Fourteen saw a quarter-percentage-point reduction, while five predicted a more aggressive half-point slash. At the last meeting of the FOMC on September 24, policymakers opted to keep rates unchanged, but two voting members of the committee broke ranks and urged an immediate rate cut.
The US economy completed four quarters of expansion through this year’s third quarter, averaging about a 3 per cent annual rate of growth after contracting for three straight quarters at the beginning of 1991.
But the recovery has hinged on consumers’ willingness to keep spending on new cars, homes and other goods, while businesses have been reluctant to step up the plate by boosting investment—and in fact have helped undercut consumers through vigorous cost-cutting, layoffs and delayed hiring.
Labour department figures issued last Friday showed 5,000 fewer US jobs in October, a second straight month of sliding payrolls.
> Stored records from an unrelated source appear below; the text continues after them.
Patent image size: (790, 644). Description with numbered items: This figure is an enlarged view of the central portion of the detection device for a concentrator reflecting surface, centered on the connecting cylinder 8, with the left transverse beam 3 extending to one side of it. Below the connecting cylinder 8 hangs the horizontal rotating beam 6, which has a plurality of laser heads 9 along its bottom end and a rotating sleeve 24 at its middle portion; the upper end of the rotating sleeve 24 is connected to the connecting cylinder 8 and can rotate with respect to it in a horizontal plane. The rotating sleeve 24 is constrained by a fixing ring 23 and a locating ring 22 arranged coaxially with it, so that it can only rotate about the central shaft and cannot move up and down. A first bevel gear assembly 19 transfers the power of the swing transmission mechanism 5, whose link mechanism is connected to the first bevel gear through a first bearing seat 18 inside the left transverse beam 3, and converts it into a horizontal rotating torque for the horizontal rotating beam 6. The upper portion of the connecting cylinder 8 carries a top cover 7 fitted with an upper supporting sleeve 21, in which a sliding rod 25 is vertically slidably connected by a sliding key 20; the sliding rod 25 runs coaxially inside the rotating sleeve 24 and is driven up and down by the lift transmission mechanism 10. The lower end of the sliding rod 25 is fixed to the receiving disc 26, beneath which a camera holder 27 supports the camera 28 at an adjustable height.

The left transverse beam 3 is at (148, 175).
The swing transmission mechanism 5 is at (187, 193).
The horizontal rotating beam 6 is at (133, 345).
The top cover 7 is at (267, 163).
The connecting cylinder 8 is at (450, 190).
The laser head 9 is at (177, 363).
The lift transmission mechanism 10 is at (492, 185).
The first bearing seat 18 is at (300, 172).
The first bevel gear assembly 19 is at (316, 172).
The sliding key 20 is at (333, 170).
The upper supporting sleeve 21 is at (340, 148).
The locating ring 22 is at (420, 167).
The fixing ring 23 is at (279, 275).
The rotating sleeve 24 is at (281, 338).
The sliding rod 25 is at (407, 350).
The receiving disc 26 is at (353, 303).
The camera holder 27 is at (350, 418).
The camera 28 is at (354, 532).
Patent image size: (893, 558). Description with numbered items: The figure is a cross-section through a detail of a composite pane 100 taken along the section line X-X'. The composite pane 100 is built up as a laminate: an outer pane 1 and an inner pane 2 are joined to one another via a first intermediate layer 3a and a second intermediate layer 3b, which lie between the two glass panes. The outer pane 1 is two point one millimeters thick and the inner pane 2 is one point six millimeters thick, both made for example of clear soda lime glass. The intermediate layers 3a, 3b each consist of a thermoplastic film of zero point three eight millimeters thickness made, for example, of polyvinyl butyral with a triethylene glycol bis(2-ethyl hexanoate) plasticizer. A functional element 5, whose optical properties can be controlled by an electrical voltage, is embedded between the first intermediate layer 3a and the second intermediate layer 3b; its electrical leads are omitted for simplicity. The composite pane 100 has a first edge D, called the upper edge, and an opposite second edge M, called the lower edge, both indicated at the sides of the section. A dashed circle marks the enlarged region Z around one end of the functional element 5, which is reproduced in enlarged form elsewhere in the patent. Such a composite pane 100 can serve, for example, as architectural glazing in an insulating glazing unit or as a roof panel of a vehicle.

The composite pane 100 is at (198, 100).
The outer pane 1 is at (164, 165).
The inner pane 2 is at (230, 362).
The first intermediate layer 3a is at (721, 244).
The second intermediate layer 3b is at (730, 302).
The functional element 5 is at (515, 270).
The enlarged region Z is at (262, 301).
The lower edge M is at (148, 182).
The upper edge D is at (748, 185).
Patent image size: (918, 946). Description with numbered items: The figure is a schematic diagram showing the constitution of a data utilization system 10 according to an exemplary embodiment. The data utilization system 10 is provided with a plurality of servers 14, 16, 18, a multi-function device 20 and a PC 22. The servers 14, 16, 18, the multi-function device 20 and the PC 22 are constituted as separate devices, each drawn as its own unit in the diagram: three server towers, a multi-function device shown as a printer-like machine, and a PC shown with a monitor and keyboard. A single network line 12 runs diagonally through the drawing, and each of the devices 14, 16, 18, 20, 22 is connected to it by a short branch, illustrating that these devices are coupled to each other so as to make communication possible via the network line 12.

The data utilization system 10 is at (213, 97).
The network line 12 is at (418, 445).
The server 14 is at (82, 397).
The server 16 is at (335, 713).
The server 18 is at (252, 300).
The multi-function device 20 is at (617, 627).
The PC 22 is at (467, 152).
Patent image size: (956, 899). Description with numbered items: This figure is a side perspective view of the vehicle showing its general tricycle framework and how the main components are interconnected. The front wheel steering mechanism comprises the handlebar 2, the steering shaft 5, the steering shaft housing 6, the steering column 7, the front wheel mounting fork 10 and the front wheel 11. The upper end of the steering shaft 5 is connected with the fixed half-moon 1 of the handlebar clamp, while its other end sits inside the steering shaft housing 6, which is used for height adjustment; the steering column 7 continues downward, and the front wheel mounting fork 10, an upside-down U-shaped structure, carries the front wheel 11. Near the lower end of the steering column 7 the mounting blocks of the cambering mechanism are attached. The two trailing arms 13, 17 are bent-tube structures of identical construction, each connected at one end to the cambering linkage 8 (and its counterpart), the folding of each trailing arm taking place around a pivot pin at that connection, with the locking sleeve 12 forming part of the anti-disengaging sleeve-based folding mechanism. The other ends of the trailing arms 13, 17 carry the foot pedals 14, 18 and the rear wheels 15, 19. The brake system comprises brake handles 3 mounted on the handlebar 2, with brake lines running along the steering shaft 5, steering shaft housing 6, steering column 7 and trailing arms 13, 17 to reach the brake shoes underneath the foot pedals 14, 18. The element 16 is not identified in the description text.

And on Monday, the outplacement firm Challenger, Gray and Christmas Inc. said the number of planned job cuts announced by US companies shot up to 176,010 last month—about 7,600 jobs lost every business day.
The uncertainty about the economy’s future has weighed on consumers. The Conference Board’s Consumer Confidence Index slumped in October to a nine-year low—79.4 from 93.7 in September.
On the horizon looms the crucial holiday shopping season, the weeks between Thanksgiving and Christmas when many retailers do the bulk of their annual business, so plummeting confidence figures were seen as a red flag for policymakers.
“If consumers rein in their spending to any degree at all, we will be in recession,” Mark Zandi of Economy.com said.
Economists believe the nation’s manufacturing sector has slipped back into recession. The commerce department reported on Monday that orders for costly manufactured goods weakened 2.3 per cent in September to $ 318.06 billion after dipping 0.4 per cent in August.
According to last Friday’s payrolls report from the labour department, factory jobs tumbled by 49,000 in October, while the private Institute for Supply Management reported a drop to 48.5 in its factory index from September’s 49.5. A reading below 50 shows the sector is shrinking.